If it helps, this is the structure of the dataframe, once I convert the "formal_class textstal_simil" to dataframe: y_V_2 <- as.data.frame(as.matrix(y_V_2))
dput(head(y_V_2))
structure(list(DF = c(0.23499916674957, 0.16697708727056, 0.26998882552819,
0.11989777626359, 0.28145930377199, 0.15959668959184), EL = c(0.23595981215221,
0.18359709428329, 0.28810481269376, 0.13263861987521, 0.25331537435773,
0.18167733395369), KF = c(0.20936950007655, 0.18252467175417,
0.26042704505428, 0.14266913827392, 0.20023284784432, 0.18992935664409
), RV = c(0.2046697473122, 0.24951432279883, 0.24766480258903,
0.11242986749057, 0.23958714529124, 0.16084468614859), S = c(0.24270069472492,
0.18741729570808, 0.29014329186024, 0.14733535217516, 0.27150818619494,
0.18979023415197), SF = c(0.23561869890038, 0.17927679461636,
0.29403349472473, 0.15269893065285, 0.2559026802251, 0.17742356519735
), V = c(0.31302795687125, 0.2765158096593, 0.41588664999413,
0.21090507950169, 0.34787076982177, 0.2583219375177)), row.names = c("Anders Fogh Rasmussen",
"Anders Mølgaard", "Birthe Rønn Hornbech", "Bodil Thrane", "Charlotte Antonsen",
"Christian Mejdahl"), class = "data.frame")

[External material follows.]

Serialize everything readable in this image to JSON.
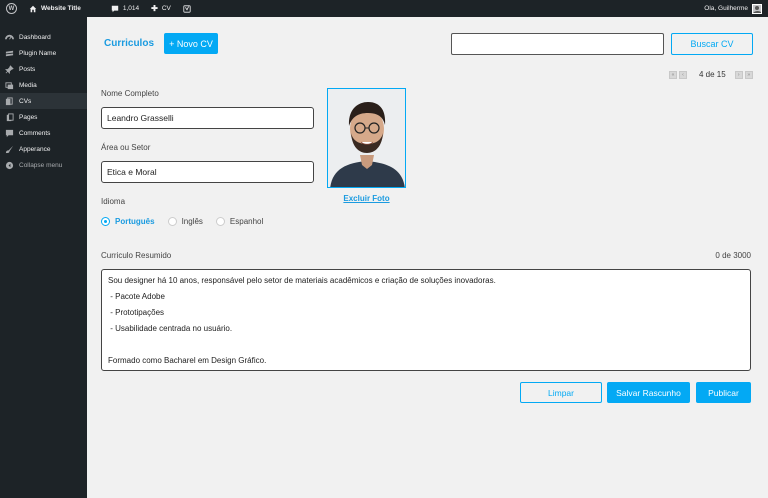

Extra question (but not absolute necessary): can I combine looping through the 22 years with also looping through the six different parties? So that I only have to write the original 6 lines of code. The looping would then be through the parties (V, S, EL, SF, DF, KF, RV) as well as the 22 years for each party.